By the 1930s, the Broederbond had developed into a tightly disciplined, highly secretive group with an elite membership bound together by oath. Its reach extended throughout the country. It had penetrated the civil service and the teaching profession and begun to infiltrate members into ‘key positions’ in all leading institutions. Its ultimate goal was to establish Afrikaner domination in South Africa - ‘baasskap’.

With the help of Afrikaner academics, it fashioned a new, hardened version of Afrikaner ideology. Christian-Nationalism, as it was called, was essentially a blend of the Old Testament and modern politics, influenced in part by the rise of European fascism. At its core was the notion once expounded by Paul Kruger that Afrikaners were members of an exclusive volk created by the hand of God to fulfil a special mission in South Africa. Their history, their language, their culture, being divinely ordained, were unique. They were an organic unity from which ‘foreign elements’ like English-speakers were excluded.

Afrikaner history was portrayed as an epic struggle against two powerful enemies, the British and the blacks, both intent on their annihilation and only prevented from succeeding by divine intervention. ‘The last hundred years,’ asserted the former predikant Dr Daniel Malan, ‘have witnessed a miracle behind which must lie a divine plan.’

In the context of the 1930s, the greatest threat to Afrikanerdom was seen to come from British imperialism and its allies in the English-speaking population. In the 1940s, however, nationalist intellectuals became increasingly obsessed with the swart gevaar - the black threat to Afrikanerbaasskap - and turned their political machine to confront this new menace.

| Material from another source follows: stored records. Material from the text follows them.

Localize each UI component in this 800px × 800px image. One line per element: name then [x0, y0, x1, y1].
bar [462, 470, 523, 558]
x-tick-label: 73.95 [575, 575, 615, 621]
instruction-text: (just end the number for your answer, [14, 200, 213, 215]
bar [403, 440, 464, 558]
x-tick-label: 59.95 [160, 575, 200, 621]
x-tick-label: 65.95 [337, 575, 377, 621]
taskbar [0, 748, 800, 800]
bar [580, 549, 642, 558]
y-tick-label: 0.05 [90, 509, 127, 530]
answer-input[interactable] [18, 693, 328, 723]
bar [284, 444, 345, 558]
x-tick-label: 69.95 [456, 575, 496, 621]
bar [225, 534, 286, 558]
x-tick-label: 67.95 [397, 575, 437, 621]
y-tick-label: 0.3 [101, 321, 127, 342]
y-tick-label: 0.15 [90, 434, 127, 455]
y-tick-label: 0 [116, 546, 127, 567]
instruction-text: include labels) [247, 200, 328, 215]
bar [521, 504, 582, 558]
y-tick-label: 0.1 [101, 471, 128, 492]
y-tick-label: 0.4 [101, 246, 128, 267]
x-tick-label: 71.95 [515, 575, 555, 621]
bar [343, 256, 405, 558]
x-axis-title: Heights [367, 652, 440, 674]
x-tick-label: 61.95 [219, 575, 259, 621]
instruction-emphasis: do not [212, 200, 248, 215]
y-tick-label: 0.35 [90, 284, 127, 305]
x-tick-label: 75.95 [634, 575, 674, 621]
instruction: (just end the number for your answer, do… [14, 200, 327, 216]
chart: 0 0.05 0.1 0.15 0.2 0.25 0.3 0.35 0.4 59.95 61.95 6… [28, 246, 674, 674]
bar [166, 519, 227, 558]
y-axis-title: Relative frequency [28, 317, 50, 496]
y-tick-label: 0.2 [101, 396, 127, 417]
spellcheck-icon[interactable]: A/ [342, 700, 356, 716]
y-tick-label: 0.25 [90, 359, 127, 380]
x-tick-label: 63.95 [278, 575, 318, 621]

An economic boom during the Second World War drew massive numbers of Africans into industrial centres on the Witwatersrand and other urban areas. By 1946 there were almost as many Africans living in urban areas as whites, most of them crammed into slums and shantytowns. Census figures in 1946 reminded whites that they were a declining proportion of the population. Since 1910 the white population had increased by little more than a million to 2.4 million, whereas the non-white population had expanded by nearly 4.5 million to 9 million. The mood of the African population, moreover, was becoming ever more militant.

As prime minister, Jan Smuts struggled to find an effective policy for dealing with the swart gevaar. The impression he gave to an increasingly worried white electorate was that his government was beginning to lose control of the black population and, what was worse, lacked the will to restore control.

Malan’s National Party, meanwhile, put forward a plan which it claimed provided a permanent solution to the problem: apartheid. Only total racial separation, it argued, would ensure white survival. In the 1948 election, the National Party won a narrow victory. ‘For the first time since Union,’ declared Malan on taking office as prime minister, ‘South Africa is our own, and may God grant that it will always remain so.’>

At the time, South Africa’s racial policies differed in detail rather than in essence from the discriminatory practices employed elsewhere in Africa under European rule. But once in power, Afrikaner nationalists proceeded to construct the most elaborate racial edifice the world has ever seen - a vast apparatus of laws and controls to enforce white supremacy. Under the apartheid system, every facet of African life - residence, employment, education, public amenities and politics - was regulated to ensure their subordination.

In their quest for political rights, the black opposition tried public protests, petitions, passive resistance, boycotts and eventually sabotage, guerrilla warfare and urban insurrection. Their struggle lasted for much of the twentieth century. It was not until 1994, after years of internal strife, that South Africa’s first democratic elections were held and Nelson Mandela became president of a democratic government.